红土高原的黎明总带着铁锈味。叶辰蹲在试验田埂上,看着新栽的橡胶苗在晨露里舒展叶片,指尖刚触到叶尖的绒毛,地面突然传来一阵细碎的震颤。不是风刮过红土的沙沙声,是从地底深处传来的、像巨兽翻身般的闷响。
“怎么回事?”孟钰举着记录本跑过来,帆布包上的非洲菊别针在晨光里晃得人眼晕。温度计指针正疯狂晃动,从25c骤降到12c,玻璃管上凝出的白霜转眼又化成水珠。
叶辰没来得及回答,震颤突然变剧。试验田的木栅栏“咔嚓”作响,那些碗口粗的硬木像被无形的手拧成麻花,新栽的橡胶苗成片倒伏,叶片在震颤中卷曲成螺旋状。远处的部落营地传来惊叫声,原本升起的炊烟猛地折断,像被剪刀剪断的棉线。
“是地震?”孟钰的声音发紧,手指死死攥着叶辰的胳膊。她的指甲嵌进他的皮肉,却没感觉到疼——叶辰的注意力全被天边的异象吸走了。
原本该泛鱼肚白的东方,此刻像被墨汁泼过,暗紫色的云团正以肉眼可见的速度翻滚,云缝里漏下的不是晨光,是带着硫磺味的灰黑色雨点,砸在红土上“滋滋”冒烟。部落的巫医举着蛇头权杖跑来,权杖上的鳞片在震颤中剥落,露出里面泛着银光的金属芯。
“是‘大地呼吸’!”巫医的吼声混着震颤声,像被揉皱的纸,“地下的熔岩在翻涌,红土要裂开了!”
话音未落,试验田中央突然陷出个直径三米的深坑。黑黢黢的洞口喷出灼热的气浪,把旁边的橡胶苗瞬间烤成焦黑的枯枝。叶辰拉着孟钰后退时,瞥见坑底闪过一道猩红的光,像某种巨型生物的眼睛。
部落的年轻人举着长矛赶来,他们的兽皮裙在震颤中狂舞,却没人敢靠近那个深坑。酋长的儿子举着燃烧的火把凑近,火苗刚探到坑口就被气浪掀飞,在红土上滚出一串火团。
“不能让它扩大!”叶辰突然想起柯教授临走前的嘱托,“红土下的熔岩脉连接着地下水系,一旦裂口扩大,整个高原都会被淹!”他摸出腰间的工兵铲,这是从荔园带来的老伙计,木柄上还刻着橡胶叶的纹路。
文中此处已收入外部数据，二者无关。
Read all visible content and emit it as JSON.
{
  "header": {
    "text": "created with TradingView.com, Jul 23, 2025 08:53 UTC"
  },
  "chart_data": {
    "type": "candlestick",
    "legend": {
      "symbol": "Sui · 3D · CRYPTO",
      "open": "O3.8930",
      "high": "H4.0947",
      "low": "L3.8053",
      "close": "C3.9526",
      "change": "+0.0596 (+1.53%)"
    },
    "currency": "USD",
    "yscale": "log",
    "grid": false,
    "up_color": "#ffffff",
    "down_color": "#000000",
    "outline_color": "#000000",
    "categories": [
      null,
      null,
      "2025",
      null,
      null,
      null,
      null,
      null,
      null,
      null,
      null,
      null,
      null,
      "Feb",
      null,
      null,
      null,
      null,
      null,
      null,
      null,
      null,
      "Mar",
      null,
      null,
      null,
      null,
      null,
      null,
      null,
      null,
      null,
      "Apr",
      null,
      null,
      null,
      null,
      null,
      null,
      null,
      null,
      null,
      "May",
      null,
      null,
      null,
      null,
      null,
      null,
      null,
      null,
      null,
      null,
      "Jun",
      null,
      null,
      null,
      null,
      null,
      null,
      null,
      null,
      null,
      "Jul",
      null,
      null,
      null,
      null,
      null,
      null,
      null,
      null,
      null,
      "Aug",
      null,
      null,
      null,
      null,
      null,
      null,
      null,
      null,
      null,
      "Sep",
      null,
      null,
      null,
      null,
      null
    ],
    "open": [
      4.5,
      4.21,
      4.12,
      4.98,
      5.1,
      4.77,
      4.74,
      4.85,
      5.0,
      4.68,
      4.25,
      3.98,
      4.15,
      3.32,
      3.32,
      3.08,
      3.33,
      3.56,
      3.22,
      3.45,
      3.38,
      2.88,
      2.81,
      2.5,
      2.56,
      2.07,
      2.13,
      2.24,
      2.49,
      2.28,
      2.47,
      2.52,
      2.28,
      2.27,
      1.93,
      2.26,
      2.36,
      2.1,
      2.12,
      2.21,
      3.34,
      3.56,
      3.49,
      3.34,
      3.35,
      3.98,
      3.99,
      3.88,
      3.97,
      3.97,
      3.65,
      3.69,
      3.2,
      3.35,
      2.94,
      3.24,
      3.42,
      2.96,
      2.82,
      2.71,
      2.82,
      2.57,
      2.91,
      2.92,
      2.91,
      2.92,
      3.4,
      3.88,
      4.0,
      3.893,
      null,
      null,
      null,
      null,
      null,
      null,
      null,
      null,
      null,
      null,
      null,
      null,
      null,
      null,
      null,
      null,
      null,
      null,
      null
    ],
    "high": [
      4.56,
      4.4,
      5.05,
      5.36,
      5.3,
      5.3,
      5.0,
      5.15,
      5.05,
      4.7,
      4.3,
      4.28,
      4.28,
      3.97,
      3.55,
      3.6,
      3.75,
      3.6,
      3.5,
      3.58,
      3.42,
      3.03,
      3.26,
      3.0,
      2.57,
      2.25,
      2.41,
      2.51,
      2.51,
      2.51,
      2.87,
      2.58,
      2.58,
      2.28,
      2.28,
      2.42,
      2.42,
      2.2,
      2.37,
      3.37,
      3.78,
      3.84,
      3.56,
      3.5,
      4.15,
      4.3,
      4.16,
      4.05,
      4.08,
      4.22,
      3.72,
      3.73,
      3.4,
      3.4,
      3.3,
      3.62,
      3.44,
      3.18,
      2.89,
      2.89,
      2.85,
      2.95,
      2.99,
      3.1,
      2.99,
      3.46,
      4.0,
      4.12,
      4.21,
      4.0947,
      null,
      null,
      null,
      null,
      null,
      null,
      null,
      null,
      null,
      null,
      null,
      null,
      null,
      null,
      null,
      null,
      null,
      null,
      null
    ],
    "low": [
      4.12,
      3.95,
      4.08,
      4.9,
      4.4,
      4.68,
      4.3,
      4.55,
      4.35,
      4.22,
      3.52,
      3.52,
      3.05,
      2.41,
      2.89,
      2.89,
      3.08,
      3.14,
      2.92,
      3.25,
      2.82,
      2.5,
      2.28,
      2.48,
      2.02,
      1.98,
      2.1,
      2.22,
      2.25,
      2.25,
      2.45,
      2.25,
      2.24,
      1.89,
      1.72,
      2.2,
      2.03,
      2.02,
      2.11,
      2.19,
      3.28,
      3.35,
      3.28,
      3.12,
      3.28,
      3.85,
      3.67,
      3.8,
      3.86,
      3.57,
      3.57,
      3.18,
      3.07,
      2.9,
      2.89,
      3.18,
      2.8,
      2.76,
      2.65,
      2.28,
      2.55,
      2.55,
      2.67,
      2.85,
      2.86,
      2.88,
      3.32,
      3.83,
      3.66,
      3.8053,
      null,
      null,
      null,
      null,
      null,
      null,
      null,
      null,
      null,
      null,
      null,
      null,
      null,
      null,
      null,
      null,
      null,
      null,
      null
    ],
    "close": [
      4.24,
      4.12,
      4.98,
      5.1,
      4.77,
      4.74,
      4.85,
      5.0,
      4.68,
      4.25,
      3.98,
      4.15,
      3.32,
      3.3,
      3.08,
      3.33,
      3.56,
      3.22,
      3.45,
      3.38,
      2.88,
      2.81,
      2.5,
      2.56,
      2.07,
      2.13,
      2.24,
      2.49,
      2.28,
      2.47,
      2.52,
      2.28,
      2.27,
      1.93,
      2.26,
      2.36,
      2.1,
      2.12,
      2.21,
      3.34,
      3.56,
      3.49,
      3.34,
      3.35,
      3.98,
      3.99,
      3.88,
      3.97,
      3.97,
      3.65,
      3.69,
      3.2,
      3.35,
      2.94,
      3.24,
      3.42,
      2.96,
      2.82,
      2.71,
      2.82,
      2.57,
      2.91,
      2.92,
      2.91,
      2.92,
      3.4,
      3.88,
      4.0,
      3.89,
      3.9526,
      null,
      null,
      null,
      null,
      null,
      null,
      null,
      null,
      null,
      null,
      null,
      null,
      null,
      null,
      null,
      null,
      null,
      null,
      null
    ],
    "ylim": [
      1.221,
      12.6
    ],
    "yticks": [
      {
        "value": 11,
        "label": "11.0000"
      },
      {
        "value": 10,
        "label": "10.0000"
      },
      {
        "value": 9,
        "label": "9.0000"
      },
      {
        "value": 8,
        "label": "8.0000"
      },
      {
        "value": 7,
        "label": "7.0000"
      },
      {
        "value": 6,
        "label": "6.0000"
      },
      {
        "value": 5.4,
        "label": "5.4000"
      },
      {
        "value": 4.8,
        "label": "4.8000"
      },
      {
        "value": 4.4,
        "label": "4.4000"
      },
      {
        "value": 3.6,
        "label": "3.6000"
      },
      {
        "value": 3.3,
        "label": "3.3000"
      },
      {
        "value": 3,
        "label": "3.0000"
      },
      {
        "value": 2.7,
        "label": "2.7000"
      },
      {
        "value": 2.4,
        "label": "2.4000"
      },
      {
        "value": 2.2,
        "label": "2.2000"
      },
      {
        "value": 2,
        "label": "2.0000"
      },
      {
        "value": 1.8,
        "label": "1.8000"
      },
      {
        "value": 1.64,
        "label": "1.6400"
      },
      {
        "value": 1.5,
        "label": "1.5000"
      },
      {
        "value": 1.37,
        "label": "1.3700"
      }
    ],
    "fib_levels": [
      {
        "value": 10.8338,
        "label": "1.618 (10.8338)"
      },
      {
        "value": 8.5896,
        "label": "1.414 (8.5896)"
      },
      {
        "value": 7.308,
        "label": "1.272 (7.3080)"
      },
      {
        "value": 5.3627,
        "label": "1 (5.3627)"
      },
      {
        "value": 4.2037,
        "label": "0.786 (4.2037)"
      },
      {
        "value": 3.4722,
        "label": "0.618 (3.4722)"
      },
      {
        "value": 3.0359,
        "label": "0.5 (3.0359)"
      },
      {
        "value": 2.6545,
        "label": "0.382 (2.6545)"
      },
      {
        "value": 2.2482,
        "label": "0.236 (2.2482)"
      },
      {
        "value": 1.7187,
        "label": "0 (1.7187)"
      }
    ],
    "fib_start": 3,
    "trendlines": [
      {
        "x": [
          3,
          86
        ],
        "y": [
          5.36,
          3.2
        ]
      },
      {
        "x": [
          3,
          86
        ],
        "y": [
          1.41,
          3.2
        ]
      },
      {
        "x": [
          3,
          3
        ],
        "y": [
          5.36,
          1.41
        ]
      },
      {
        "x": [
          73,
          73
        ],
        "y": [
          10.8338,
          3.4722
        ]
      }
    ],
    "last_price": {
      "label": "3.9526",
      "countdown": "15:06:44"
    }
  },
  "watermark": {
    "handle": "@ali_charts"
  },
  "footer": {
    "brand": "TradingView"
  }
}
孟钰突然抓住他的手腕,她的指尖冰凉,指着远处的监测站:“你看仪表盘!”
监测站的电子屏正在疯狂闪烁,原本稳定的数据流变成乱码,红色的警报灯像濒死的心跳般忽明忽暗。最上面的“地质稳定指数”正从85断崖式下跌,数字跳动的间隙,屏幕上闪过几帧模糊的画面——是地下熔岩在红土缝隙里游走的轨迹,像条发光的巨蛇。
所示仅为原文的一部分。